Meanwhile, back at the mill, things aren't looking so good.  Maggie and Tom's childhood seems to be rapidly coming to an end as their father has just lost a lawsuit, and will lose the mill and the house and all their belongings as a result.  I guess they didn't have umbrella liability policies back in Eliot's day...

Tuesday, April 1, 2008

Book #11 - The Mill on the Floss (George Eliot)

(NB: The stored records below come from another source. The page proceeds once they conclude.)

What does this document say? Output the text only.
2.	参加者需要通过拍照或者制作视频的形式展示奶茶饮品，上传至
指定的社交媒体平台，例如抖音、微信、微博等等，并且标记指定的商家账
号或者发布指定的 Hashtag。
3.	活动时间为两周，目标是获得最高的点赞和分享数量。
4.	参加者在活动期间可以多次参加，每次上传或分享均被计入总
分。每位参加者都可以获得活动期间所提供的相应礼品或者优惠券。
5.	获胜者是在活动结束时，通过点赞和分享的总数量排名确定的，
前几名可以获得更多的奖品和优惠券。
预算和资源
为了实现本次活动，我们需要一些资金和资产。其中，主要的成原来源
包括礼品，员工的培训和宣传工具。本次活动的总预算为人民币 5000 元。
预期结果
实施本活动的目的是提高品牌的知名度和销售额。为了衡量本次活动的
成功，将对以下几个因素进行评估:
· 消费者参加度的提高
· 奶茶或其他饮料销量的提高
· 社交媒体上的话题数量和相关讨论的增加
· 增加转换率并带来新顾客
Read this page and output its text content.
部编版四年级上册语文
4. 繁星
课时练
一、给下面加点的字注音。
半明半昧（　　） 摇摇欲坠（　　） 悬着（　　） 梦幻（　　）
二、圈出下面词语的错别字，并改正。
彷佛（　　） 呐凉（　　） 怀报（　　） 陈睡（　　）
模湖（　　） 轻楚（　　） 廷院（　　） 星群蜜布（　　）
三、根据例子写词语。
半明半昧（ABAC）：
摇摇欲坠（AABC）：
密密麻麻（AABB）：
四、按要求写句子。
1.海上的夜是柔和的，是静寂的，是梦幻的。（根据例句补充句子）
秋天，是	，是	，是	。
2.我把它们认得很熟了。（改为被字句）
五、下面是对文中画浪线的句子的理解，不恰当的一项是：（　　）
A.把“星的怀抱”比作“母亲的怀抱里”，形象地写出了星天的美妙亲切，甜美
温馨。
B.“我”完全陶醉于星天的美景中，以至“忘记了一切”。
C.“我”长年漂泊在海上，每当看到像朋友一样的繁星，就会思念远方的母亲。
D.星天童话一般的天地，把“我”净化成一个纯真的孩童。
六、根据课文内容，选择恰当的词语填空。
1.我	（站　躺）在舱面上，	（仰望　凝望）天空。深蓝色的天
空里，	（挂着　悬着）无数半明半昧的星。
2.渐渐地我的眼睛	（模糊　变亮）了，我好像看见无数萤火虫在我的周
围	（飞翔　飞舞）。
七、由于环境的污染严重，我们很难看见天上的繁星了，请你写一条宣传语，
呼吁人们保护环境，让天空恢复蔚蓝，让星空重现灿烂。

Well, I've left the pre-Civil War America and taken a jaunt back to Merry Olde England.  Same time period, just across the pond.  The book is George Eliot's "The Mill on the Floss".  I thoroughly enjoyed "Silas Marner" and I'm eager to enjoy this one as well.  I'm about 100 pages in, and it hasn't let me down so far.  Yet the book is quite different from "Silas Marner".  That book seemed something like a fable.  The characters and the story had almost a mythical quality.  But "The Mill on the Floss" is different.  Here the characters are all quite human, and in wonderful ways.  Let me just say that George Eliot rocks!  It's not just her language that's so wonderful, though it is...thick and rich like maple syrup.  It's her characters which she draws so well that they seem alive.

The lead characters in this book, at least so far, are Tom and Maggie Tulliver, the two children of the local miller.  Tom, the oldest, is an earnest kid, but not all that bright.  Maggie, on the other hand is extremely bright, and has an incredibly vivid imagination.  She's also rash and moody.  The great thing about these kids is that Eliot makes them so damn real...the way they act is so just like a kid would act.  And when Eliot leads the reader through their thought processes, and then shows the reader how they subsequently act upon their thoughts, it makes one think "Oh yeah, that WAS how it was when I was a kid".  Maggie, in particular, is so great.  She'll be in a bad mood, and get some crazy, impulsive idea in her head, and then she'll just suddenly do what she was thinking...and then, just as suddenly, she'll realize what a bad idea it was and the tears will start to flow.  Even when she's mean, as she is to her cousin Lucy, you still can't help but sympathize with her.  She wants to be good, really, but she just can't help herself.

So we'll see what happens.  I think the kids grow up in this novel, and it will be quite interesting to see how Maggie turns out.